Sufiyum Sujatayum is a film that can be described in multiple ways. For the most part, it plays out like a poem with the actors (especially Aditi) moving around in a canvas that the cinematography captures like a painting. This is accompanied by a captivating musical score that sucks you in. With so much going for it and an extremely promising start, I was really hoping that this would be one movie experience to cherish.
The film deals with a very basic premise of what happens to a girl who is forced to let go of her love and is pushed into a marriage. The problem with Sufiyum Sujatayum is that we get to see very little about Sujatha's present life with her husband. We know that she isn't happy and is also refusing to embrace this life with her husband. But we get to see this part directly, which is 10 years since she got married and has a school going kid. It is not as though problems cannot arise at this point but the couple behave as though they discovered something overnight which we understand later is not the case.

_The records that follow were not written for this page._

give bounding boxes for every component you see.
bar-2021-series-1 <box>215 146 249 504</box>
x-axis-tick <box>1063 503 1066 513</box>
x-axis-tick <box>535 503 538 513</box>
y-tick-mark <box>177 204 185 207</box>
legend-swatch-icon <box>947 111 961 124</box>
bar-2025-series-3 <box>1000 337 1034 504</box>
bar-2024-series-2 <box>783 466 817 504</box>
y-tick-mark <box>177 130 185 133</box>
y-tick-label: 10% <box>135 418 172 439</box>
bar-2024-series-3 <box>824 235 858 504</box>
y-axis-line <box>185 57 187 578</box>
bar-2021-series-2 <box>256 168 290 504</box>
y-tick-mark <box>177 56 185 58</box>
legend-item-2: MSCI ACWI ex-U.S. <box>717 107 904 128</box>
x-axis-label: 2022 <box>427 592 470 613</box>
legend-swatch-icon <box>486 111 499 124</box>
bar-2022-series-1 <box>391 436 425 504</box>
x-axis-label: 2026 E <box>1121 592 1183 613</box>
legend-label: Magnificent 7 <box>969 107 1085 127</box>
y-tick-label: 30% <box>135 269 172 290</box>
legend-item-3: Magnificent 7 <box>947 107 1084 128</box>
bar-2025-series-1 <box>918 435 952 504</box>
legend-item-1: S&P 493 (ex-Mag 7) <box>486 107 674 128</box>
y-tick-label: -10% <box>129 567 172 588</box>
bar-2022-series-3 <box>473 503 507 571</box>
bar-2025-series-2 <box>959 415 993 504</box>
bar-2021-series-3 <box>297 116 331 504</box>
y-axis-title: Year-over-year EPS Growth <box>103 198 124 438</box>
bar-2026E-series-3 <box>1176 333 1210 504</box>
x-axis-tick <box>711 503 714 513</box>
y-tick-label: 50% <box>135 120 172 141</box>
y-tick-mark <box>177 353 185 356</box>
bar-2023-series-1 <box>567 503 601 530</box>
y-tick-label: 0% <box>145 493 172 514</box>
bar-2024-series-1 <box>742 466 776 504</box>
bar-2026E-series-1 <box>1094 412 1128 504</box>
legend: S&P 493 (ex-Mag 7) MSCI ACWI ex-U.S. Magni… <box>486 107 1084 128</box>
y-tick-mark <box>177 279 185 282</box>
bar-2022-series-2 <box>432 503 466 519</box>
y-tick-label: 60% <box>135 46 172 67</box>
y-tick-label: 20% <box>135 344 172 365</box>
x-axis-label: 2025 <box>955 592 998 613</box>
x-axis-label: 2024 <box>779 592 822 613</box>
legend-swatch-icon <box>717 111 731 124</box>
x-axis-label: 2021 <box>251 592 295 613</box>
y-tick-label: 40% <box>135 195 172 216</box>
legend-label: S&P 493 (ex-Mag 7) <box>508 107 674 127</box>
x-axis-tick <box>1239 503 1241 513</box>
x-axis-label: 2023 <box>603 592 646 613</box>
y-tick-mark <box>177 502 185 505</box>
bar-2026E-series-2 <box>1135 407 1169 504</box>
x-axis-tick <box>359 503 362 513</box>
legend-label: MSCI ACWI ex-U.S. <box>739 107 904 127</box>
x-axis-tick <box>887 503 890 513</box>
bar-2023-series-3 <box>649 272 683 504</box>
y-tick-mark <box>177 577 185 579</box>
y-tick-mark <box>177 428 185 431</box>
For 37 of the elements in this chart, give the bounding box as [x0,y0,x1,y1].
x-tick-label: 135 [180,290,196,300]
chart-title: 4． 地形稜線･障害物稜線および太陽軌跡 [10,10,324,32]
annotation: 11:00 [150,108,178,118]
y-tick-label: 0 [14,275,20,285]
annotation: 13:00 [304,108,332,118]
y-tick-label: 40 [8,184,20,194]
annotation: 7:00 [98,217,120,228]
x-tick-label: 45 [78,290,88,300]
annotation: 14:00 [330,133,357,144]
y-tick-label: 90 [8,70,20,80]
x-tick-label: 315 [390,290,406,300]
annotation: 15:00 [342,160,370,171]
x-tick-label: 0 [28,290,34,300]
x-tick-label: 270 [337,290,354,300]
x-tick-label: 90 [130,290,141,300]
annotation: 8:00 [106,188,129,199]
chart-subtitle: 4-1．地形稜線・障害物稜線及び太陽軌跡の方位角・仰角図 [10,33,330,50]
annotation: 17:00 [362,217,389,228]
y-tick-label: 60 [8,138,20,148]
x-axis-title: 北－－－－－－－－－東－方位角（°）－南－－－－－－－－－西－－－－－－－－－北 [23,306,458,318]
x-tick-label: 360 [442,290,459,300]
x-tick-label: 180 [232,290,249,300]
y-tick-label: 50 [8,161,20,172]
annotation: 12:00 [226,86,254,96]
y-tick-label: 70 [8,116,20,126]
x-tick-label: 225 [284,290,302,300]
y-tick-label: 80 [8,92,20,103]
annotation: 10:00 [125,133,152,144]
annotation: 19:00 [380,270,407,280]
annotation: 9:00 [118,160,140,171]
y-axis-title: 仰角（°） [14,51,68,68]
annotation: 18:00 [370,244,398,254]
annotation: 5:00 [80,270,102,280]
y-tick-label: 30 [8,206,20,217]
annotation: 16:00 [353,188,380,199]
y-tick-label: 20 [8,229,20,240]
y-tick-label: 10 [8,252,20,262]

The best portions of the film are early on as we are drawn into a landscape that almost looks like a make believe world, something that an artist would sketch if he was asked what Paradise would look like. The pivotal romance between the Sufi and Sujatha does strike a chord and the presence of a certain taboo angle does make it a bit more engrossing. Sujatha is a mute and is always fascinated by music and we do get as to why she is drawn towards the Sufi. But the very little time spent on their bonding dilutes the after effects of this romance to a great extent. Also, the onus is too much on Aditi to make us buy into this track. She is all grace and ravishing on screen and moves like a dream. But the emotional beats keep diminishing as the film progresses.
The film sort of loses its hold in its final leg. It aims for a poetic closure but it does not create the impact it ought to have. It aims for an epic romance and it is as though the universe/Sufi conspires to make something happen so that Sujatha can finally move on. But these don't really come together. You get that Sujatha feels cheated and that her parents have robbed her of the love of her life. But given the fact that she is portrayed as a rather bold girl, some of her decisions aren't convincing or rather we are not really shown the specifics and so it all appears as a convenient excuse for the screenplay to reach where it wants to.
A visually enchanting experience with some mesmerizing music and sparks of poetic brilliance but falls short as a whole.